The injured airmen are carried on litters, along rivers and over mountains, just ahead of the Japanese who launched an offensive along China's eastern coast in search of the airmen, burning towns and murdering locals in reprisal massacres that may have killed up to a quarter of a million people. Eight airmen were captured, tortured and put on trial; they were sentenced to death, though only three of the men were executed and one died of malnutrition in prison.

With the help of Chinese doctors and British missionaries the injured airmen are treated, though Lawson has to have his leg amputated, delaying their escape and increasing the threat of capture by the Japanese. The film shows them finally returning home where Lawson tries to get Ellen to stay away until he can get a prosthetic leg and learn to walk on it, but Tracy's Doolittle – an aloof but caring father figure – tells Lawson to trust his wife more, engineering their reunion in a hospital room in Washington with the same view of the Capitol Building dome as the one in that office at the start of the picture.
The film portrays America's Chinese allies only a bit more patronizingly than their Russian allies in wartime propaganda. An old Chinese woman cries in a window as the Americans are moved on; in the next scene the village they leave behind is shown in the distance, in flames. A choir of Chinese children sing the "Star Spangled Banner" for Lawson and the other wounded airmen in a hospital just before they're about to leave China.

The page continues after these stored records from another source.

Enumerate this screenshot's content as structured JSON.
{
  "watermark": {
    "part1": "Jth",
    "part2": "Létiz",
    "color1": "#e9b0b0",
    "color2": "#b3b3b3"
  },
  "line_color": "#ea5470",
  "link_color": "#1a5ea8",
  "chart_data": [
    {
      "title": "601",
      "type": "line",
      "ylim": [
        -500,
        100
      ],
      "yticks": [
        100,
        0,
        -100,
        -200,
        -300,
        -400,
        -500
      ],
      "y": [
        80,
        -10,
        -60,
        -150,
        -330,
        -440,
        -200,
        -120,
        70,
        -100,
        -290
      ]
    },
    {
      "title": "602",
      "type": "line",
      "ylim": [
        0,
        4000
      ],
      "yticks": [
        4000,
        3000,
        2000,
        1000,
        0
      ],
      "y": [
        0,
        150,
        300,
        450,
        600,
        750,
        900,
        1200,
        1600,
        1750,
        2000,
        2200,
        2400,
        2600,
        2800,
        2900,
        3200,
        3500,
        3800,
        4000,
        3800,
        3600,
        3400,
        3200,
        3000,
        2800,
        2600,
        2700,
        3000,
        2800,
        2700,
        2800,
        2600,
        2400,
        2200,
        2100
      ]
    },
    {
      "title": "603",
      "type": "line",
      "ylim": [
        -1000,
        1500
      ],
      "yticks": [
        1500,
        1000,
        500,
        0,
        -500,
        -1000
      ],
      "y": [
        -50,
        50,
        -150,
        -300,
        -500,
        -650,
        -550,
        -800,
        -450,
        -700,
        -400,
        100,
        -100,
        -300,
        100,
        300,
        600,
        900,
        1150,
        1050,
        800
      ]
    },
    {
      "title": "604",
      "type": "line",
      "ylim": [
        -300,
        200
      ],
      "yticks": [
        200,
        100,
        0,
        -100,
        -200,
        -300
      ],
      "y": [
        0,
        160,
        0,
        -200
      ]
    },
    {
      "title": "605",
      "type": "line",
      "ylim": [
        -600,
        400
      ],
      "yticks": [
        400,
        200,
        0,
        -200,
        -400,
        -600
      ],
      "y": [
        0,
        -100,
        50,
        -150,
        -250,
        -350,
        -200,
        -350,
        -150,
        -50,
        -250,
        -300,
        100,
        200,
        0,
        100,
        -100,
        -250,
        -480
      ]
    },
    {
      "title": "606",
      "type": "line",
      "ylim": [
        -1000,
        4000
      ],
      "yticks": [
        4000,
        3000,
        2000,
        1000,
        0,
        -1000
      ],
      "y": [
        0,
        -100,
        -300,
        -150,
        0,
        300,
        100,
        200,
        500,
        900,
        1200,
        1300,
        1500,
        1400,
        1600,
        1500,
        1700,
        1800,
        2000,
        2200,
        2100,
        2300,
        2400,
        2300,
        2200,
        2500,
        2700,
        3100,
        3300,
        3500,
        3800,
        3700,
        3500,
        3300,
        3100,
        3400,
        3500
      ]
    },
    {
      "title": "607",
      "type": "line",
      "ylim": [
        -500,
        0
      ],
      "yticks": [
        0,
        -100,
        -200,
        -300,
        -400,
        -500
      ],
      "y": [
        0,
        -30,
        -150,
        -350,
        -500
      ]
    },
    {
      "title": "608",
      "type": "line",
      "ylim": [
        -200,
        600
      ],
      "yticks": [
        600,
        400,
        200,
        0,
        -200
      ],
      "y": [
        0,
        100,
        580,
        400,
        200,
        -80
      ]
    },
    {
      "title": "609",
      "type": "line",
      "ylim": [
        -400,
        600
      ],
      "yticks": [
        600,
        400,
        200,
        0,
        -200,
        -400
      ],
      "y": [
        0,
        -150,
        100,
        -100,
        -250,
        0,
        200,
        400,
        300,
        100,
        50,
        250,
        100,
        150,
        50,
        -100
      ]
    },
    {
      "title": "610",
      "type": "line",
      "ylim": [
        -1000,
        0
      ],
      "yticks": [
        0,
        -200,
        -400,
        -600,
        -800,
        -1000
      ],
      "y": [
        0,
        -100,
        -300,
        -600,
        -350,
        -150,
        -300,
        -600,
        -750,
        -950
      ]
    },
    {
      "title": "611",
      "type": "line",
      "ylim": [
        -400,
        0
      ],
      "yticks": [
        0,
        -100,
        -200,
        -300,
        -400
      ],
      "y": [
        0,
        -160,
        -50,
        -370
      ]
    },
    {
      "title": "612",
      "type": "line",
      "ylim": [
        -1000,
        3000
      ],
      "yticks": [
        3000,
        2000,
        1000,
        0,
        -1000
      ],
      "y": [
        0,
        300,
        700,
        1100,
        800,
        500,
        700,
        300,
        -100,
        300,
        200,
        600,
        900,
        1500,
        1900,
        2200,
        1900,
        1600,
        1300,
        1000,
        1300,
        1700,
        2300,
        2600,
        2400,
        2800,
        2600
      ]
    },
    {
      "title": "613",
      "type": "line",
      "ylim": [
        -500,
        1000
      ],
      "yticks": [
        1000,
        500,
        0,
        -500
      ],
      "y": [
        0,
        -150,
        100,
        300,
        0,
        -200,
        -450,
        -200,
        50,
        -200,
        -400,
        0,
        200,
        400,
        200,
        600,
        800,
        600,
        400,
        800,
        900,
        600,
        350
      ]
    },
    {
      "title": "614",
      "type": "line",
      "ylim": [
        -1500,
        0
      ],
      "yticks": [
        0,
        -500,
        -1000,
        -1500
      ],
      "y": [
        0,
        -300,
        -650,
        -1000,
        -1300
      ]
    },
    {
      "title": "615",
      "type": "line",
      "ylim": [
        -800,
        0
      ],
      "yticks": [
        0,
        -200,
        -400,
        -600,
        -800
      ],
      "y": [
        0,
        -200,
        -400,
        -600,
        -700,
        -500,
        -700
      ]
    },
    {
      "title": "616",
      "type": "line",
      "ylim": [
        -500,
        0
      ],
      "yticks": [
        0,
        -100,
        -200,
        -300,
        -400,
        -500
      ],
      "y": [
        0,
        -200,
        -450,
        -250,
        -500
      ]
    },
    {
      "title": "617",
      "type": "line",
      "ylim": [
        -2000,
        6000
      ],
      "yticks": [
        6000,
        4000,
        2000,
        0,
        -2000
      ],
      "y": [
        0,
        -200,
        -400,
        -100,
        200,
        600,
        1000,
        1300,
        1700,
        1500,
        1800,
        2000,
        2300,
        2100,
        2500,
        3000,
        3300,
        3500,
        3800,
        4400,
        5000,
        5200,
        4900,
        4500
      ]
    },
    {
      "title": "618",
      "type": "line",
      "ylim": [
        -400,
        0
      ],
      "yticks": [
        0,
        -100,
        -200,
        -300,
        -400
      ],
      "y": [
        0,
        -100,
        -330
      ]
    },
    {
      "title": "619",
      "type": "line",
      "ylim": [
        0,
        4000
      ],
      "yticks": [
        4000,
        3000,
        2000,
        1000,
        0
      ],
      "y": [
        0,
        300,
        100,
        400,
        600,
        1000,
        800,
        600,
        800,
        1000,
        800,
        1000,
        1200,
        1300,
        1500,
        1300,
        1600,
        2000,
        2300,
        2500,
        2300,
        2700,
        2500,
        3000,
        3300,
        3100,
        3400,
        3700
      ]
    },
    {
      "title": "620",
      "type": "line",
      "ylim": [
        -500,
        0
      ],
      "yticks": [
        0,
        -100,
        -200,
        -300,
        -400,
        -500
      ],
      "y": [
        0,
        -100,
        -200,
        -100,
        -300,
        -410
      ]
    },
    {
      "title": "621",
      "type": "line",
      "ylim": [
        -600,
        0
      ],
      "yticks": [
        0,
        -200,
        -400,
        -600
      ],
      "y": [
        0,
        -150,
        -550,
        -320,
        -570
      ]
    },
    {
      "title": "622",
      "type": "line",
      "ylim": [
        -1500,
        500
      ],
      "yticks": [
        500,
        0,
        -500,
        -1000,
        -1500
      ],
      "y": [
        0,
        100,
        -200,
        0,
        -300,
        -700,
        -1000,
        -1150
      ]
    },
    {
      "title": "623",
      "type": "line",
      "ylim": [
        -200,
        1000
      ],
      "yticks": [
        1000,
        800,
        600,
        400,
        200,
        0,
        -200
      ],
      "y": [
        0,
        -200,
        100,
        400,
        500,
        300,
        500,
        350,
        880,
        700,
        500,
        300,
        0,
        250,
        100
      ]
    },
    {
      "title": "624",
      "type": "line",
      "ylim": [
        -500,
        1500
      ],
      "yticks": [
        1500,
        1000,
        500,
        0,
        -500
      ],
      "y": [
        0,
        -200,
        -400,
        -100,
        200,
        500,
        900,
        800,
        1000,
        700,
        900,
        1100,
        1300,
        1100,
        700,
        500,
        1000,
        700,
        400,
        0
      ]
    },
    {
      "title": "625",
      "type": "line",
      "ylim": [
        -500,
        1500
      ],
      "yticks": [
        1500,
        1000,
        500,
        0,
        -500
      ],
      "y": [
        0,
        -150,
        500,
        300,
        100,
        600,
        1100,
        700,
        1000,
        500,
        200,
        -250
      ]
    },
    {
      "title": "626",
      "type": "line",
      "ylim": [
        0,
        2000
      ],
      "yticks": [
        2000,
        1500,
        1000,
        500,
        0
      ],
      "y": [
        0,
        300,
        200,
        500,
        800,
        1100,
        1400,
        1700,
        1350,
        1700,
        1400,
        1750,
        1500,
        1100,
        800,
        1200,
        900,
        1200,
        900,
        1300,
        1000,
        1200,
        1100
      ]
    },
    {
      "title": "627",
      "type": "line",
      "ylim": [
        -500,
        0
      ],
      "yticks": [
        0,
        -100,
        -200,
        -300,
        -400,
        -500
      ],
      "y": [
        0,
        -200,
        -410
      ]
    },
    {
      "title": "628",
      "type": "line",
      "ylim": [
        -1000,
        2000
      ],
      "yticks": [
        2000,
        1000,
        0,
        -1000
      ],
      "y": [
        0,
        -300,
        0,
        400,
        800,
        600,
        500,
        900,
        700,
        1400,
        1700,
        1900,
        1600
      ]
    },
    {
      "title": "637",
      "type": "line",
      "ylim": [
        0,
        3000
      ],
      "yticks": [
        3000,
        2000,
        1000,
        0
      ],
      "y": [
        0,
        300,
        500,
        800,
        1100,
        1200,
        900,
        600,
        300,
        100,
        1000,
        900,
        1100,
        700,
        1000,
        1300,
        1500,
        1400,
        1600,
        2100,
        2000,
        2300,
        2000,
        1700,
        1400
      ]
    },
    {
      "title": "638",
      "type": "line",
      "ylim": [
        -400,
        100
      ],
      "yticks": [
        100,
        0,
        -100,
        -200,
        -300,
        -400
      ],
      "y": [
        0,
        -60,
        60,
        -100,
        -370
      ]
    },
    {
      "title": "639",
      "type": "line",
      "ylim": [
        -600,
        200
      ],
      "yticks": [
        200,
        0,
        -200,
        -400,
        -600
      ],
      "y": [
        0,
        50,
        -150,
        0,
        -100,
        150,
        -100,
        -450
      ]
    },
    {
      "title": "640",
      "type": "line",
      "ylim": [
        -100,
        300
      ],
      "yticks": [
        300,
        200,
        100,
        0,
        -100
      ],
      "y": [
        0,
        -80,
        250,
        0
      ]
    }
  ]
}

Thirty Seconds Over Tokyo is often exceedingly mawkish, starting with its depiction of the relationship between Lawson and Ellen – nowhere near as cloying in the book, where there's no suggestion that he tries to keep her away while he recovers. The most heroic of their Chinese rescuers – including Mr. Charlie (Ching Wah Lee), a guerilla soldier who discovers them after the crash, and the Doctors Chung, father and son physicians (played by Hsin Kung and Benson Fong) who care for the airmen – are praised as "our kind of people".

There's even a scene, while The Ruptured Duck is flying across the country, where Lt. Clever, the bombardier, is seen killing time with a drawing of, no joke, mom and apple pie. All of this, along with its copious scenes of hobbling exposition, makes one wonder if Trumbo's reputation as a scriptwriter wasn't a bit overrated. Compared to the best wartime propaganda made at the same time Thirty Seconds Over Tokyo makes, say, Mrs. Miniver look like Apocalypse Now or Come and See.
Jeanine Basinger, writing about the film in The World War II Combat Film: Anatomy of a Genre, observes that Thirty Seconds Over Tokyo is less a combat film than "a domestic drama, a training film, and a personal-battle-with-a-handicap story." Bolero, a 1934 musical starring George Raft and Carole Lombard, has more actual scenes of war and combat, with Raft's coal-miner-turned dancer "seen in the trenches, and a bombing, exploding, shooting, running combat sequence of a few minutes screen time is unleashed, culminating in a wound which puts him in a hospital, with a doctor warning him he will never dance again."
The Doolittle Raid has been an extended sequence in two recent war movies – Michael Bay's execrable Pearl Harbor (2001) and Roland Emmerich's much better Midway (2019), with Doolittle played respectively by Alec Baldwin and Aaron Eckhart. But the story of the raid hasn't been told at length since LeRoy's picture; a well-budgeted feature or a miniseries on HBO or Apple+ is both overdue and might even possibly do justice to every aspect of this desperate moment in WW2 history.